Ten Tips for Programming for Microsoft Windows CE

Doug Wilson
Raima Corporation

July 1998

My team recently spent the better part of two weeks porting an existing application to Microsoft® Windows® CE. In general, this project was not difficult. We started with Microsoft Win32® code, and Windows CE is, of course, based on the Win32 application programming interface (API). It helped that our application, Raima Database Manager, has little in the way of a user interface and contains a library of about 150 functions, all written in C, for creating, managing, and accessing databases.

Because of the way our application was built, porting it to Windows CE began as a relatively straightforward exercise in C programming. However, we soon ran into several pitfalls along the way. These ranged from mindless mistakes, such as using Microsoft Windows NT libraries on the Windows NT-based Windows CE emulator, to breaches of the Windows CE programming commandments we soon discovered, such as "Thou Shalt Not Assign Odd Memory Addresses to Unicode Strings."

About 90 percent of the porting issues we encountered were related in some way to Unicode. Not that it's difficult to program for Unicode, but it's easy to make mistakes (I made most of them) when porting code written for single-byte characters.

The following tips are based on our experiences porting Raima Database Manager to Windows CE, but I believe they are worth examining before starting almost any Windows CE project. After all, what most Windows developers are really "porting" when they create their first Windows CE application is their existing Win32 knowledge.

1. Don't use Windows NT libraries on the emulator

Our first mistake is almost too stupid to include in this discussion, but I fell into it, and you might, too. When you create a Windows CE project in Microsoft Visual C++® version 5.0 you'll find that the include, library, and executable paths are automatically adjusted to reflect your choice of target environment. So when you build an application for the Windows CE emulator, for example, you'll find your include path does not point to the regular Win32 include files (under the VC directory), but instead points to the Windows CE include files (under the WCE directory). Do not be tempted to change this.

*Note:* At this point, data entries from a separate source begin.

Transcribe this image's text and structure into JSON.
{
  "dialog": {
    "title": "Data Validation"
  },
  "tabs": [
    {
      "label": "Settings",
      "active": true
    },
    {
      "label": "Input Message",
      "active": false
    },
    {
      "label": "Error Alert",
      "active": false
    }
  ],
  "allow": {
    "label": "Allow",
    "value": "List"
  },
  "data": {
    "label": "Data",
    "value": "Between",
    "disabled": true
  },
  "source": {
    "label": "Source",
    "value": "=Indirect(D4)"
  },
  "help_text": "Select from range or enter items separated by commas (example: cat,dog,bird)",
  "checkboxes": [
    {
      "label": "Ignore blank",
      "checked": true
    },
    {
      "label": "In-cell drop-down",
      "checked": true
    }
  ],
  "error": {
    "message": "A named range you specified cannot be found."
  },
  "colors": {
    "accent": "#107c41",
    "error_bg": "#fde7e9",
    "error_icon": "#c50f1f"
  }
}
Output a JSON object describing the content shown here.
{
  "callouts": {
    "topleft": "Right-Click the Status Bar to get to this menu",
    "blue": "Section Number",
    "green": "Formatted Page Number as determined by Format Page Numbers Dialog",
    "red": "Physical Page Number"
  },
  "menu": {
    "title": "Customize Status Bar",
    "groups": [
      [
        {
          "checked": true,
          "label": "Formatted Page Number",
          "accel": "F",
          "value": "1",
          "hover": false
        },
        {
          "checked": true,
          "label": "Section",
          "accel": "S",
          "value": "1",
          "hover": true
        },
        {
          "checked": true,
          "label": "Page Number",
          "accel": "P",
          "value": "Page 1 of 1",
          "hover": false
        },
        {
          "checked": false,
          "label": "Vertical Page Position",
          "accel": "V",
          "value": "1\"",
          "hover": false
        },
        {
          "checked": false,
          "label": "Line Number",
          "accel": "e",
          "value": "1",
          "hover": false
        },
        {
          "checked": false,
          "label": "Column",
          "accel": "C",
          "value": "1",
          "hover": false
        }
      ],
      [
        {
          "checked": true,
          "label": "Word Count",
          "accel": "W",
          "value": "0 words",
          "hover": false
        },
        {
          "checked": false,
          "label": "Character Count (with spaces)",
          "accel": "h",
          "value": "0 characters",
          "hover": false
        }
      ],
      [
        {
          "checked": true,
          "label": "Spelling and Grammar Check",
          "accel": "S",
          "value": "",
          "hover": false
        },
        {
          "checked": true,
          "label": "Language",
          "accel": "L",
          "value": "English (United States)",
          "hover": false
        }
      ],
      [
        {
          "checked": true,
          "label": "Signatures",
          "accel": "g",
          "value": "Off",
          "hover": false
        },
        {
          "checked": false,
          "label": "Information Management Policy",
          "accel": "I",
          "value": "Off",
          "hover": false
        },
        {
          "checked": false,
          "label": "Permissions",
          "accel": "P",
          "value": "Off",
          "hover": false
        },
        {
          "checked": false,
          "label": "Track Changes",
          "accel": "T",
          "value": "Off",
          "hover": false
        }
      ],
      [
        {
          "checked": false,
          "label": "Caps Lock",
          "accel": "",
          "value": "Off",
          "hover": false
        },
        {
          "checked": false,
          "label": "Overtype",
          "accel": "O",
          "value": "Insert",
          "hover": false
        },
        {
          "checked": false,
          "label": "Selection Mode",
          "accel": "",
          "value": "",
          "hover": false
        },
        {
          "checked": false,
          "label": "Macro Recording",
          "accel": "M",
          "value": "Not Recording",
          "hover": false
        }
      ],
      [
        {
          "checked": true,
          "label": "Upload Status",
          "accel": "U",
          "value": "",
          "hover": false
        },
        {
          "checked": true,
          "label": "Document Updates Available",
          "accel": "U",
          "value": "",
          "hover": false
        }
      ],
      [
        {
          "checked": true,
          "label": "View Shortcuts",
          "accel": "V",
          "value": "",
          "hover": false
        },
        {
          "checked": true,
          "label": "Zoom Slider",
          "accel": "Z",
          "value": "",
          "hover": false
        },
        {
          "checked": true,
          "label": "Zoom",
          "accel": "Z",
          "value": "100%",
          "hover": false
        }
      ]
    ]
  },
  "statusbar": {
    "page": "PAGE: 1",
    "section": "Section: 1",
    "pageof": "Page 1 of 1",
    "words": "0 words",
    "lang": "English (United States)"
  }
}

Because the Windows CE emulator runs under Windows NT, a program running on the emulator can call functions in any Windows NT dynamic-link library (DLL), even a DLL that is not part of the emulator. Clearly, this is not a very useful thing to do, because the same functions may not be available on the Handheld PC (H/PC) or other Windows CE device where your software ultimately must run.

When you first start porting a non-Unicode application to the Windows CE emulator, you'll find that a number of functions you are using are not supported, such as American National Standards Institute (ANSI) string functions like strcpy(). This may tempt you to link the Windows NT run-time library to your application, conveniently resolving all the unresolved symbols.

If you've just started programming for Windows CE, it may not be obvious which include files and libraries you can use. The answer is that you should not use any of the include files or libraries you used when writing regular Win32, non-Windows CE applications.

2. Don't confuse TCHARs with bytes

If you are porting non-Unicode applications to Windows CE you will probably choose to convert all strings from chars to widechars (for example, the C variable type wchar_t). Almost all the Win32 and run-time library functions supported under Windows CE require widechar arguments. Unicode is not supported on Windows 95, however, so to make your code portable you will most likely use the TCHAR type defined in tchar.h, instead of directly using wchar_t.

TCHAR is defined as wchar_t or char, depending on whether the preprocessor symbol UNICODE is defined. Likewise, there are macros for all the string handling functions, such as the _tcsncpy macro, which is defined as either the Unicode function wcsncpy or the ANSI function strncpy, depending on whether UNICODE is defined.

In your existing Windows application, you may have code that implicitly relies on the fact that the size of a char is one byte. This is often used when allocating memory for character strings, as in the following:

int myfunc(char *p)
{
char *pszFileName;

pszFileName = malloc(MAXFILELEN);
if (pszFileName)
strncpy(pszFileName, p, MAXFILELEN);
/* etc */

In this piece of code the size of the memory block being allocated could be written as (MAXFILELEN * sizeof(char)), but most programmers would abbreviate this to MAXFILELEN, since sizeof(char) evaluates to one on all platforms. When you replace the chars with TCHARs, however, it is easy to forget this implicit reliance on the size of a char, and change the code to the following:

int myfunc(TCHAR *p)
{
TCHAR *pszFileName;

pszFileName = (TCHAR*)malloc(MAXFILELEN);
if (pszFileName)
_tcsncpy(szFileName, p, MAXFILELEN);
/* etc */

This is not good. Sooner or later it will cause an access violation. The mistake here lies in the fact that the argument to malloc specifies a size in bytes, whereas the third argument to _tcsncpy specifies a size in TCHARs, not bytes. When UNICODE is defined, a TCHAR will be two bytes.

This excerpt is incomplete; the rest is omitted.